Oristano – Terribile rinvenimento nelle scorse ore all’interno di un’abitazione a Bosa, dove è stato trovato il corpo senza vita di un 64enne, deceduto da diversi giorni. La scoperta è avvenuta durante la sera dell’Epifania, dopo che i vigili del fuoco hanno forzato l’ingresso dell’appartamento in cui l’uomo viveva da solo.
Da giorni non si avevano più notizie di lui, ma la sua assenza durante le festività natalizie era passata inosservata. A far scattare l’allarme sono stati i vicini di casa che, non riuscendo a mettersi in contatto con l’uomo, hanno deciso di chiamare i soccorsi temendo che potesse essergli accaduto qualcosa.
All’arrivo dell’ambulanza del 118, però, la porta dell’appartamento risultava chiusa dall’interno, rendendo necessario l’intervento dei vigili del fuoco. Una squadra del distaccamento di Macomer ha quindi forzato l’ingresso, trovandosi davanti il corpo dell’uomo riverso a terra.
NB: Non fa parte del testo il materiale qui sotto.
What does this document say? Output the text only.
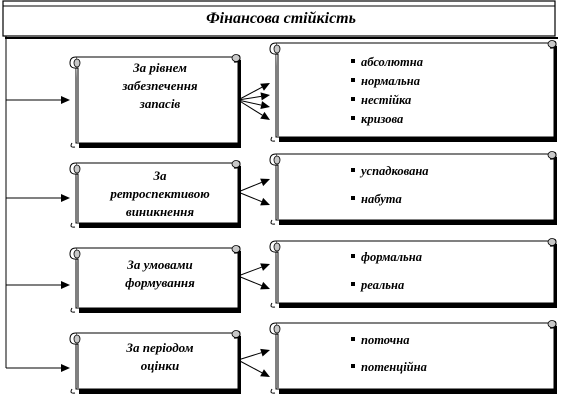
Фінансова стійкість
За рівнем
забезпечення
запасів
абсолютна
нормальна
нестійка
кризова
За
ретроспективою
виникнення
успадкована
набута
За умовами
формування
формальна
реальна
За періодом
оцінки
поточна
потенційна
I sanitari non hanno potuto fare altro che constatarne il decesso.
Sono quindi intervenute anche le forze dell’ordine per gli accertamenti di rito. Su richiesta dei carabinieri, nell’abitazione è giunto anche il medico di guardia. Da un primo esame esterno del corpo non sarebbero emersi segni evidenti di violenza.
La porta chiusa dall’interno e l’assenza di elementi sospetti fanno ipotizzare un malore improvviso, avvenuto senza che nessuno se ne accorgesse. Secondo quanto riferito dai vicini, l’uomo non dava notizie di sé già da diversi giorni. Gli accertamenti proseguono per chiarire con precisione le cause della morte.